Petitioners assert that they are entitled to ordinary loss
treatment because petitioner was a coventurer in the Bridgepoint
project, and that petitioner was in the trade or business of
developing and promoting businesses. Petitioners argue that
petitioner's involvement in the Bridgepoint project was pursuant
to this trade or business. We have already rejected this
argument in our discussion of petitioners' loss regarding
Southern Express, and we incorporate our analysis on that issue
here.4
Accordingly, we find that the $703,659 loss petitioners
sustained with respect to Bridgepoint in 1986 is a capital loss
and that $285,142 of interest petitioner paid in 1986 relating to
Bridgepoint is investment interest.
4 Although petitioners state on brief that "The
Bridgeport [sic] Building transaction was not a direct investment
in real property but a specially designed structure of financing
for a build to suit office building" and "[Petitioner] entered
into the Bridgepoint venture as part of his trade or business of
developing and promoting businesses", petitioners also analogize
the instant facts to S & H, Inc. v.
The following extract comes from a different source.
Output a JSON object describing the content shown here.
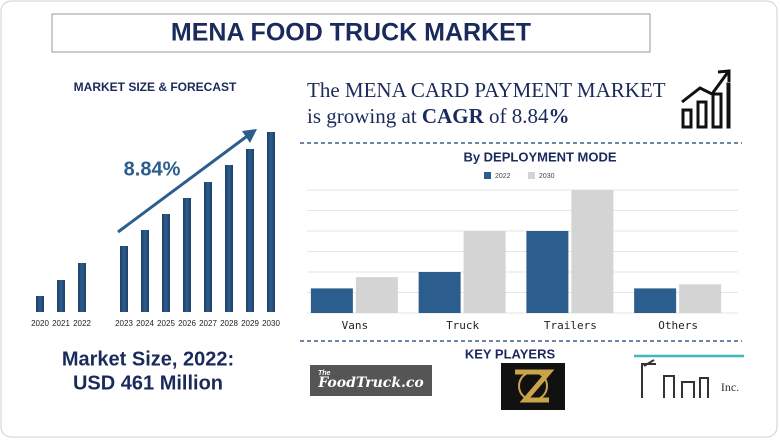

Commissioner, 78 T.C. 234
(1982). In S & H, Inc. v. Commissioner, supra, the Court held
that a transaction was a sale of property in the ordinary course
of a taxpayer's trade or business and the gain thereon was
taxable as ordinary income rather than capital gain. Petitioner
did not own, and therefore did not sell, Bridgepoint. We fail to
see any reasonable analogy between the Bridgepoint facts and the
facts and holding of S & H, Inc. v. Commissioner, supra.